Reclaiming Home
Reclaiming Home - by Sehba Sarwar
Mixed Media installation for Coming through the Gap in The Mountain Exhibition at the University Museum.
"You're still having visa problems even though you're using a US passport?" This was the response I got from my South Asian friends and relatives this past June. At the time, I was being thwarted in my attempts to apply for visas to travel to Bangladesh and India for a new project, Borderlines, that I'm starting up with Voices Breaking Boundaries, an arts organization that I founded 14 years ago. The project aims to explore issues between India-Pakistan-Bangladesh and the US-Mexico borders.

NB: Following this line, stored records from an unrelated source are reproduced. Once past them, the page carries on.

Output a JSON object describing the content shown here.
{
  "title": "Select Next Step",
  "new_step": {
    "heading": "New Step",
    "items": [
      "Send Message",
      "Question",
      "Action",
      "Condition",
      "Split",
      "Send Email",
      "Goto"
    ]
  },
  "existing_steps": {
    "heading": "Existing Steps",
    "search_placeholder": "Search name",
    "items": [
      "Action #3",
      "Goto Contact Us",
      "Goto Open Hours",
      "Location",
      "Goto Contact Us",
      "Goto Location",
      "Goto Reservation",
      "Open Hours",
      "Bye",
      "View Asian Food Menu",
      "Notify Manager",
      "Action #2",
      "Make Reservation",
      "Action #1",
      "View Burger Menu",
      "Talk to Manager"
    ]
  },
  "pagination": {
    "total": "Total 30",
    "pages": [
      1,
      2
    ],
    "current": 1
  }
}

Before I applied for the visas, I didn’t know I would encounter problems simply because I was born in Pakistan – especially if I was using a US passport and not a Pakistani one. Luckily, thanks to a Bangladeshi friend with connections, I was able to procure a Bangladeshi visa (but not an Indian one - for reasons too complicated to explain, even though my parents were both born in India).
On
the flight from Pakistan to Bangladesh, I sat next to a Bangladeshi
woman who was engaged to a Pakistani. Her first question to me was: "How
were you able to get a visa?" And then she added:
"My fiancé wasn't able to get a visa to visit me, so I had to come to
Karachi."
While
in Dhaka, every time I mentioned how much trouble I had with my visa, I
heard similar stories from other people trying to get visas to
different countries. Some
said they didn't want to visit Pakistan because if they had Pakistani
stamps on their Bangladeshi passports, they would be denied entry to
western countries.
This is a familiar conversation for me. In
Pakistan we talk about travel issues all the time, but I also know that
“visa” conversation usually doesn’t go far in the US, where most
citizens
acquire visas upon landing at their desired destinations or fill out
simple forms to get their passports stamped.
The installation I created, Reclaiming Homes, is as much about peace as it is about anger – it's my way of carving space for myself as I come to terms with the border-ed world in which we live, where certain people can move freely, while others encounter obstruction.
I love how this artist uses artwork to create and communicate her life experience on a global scale.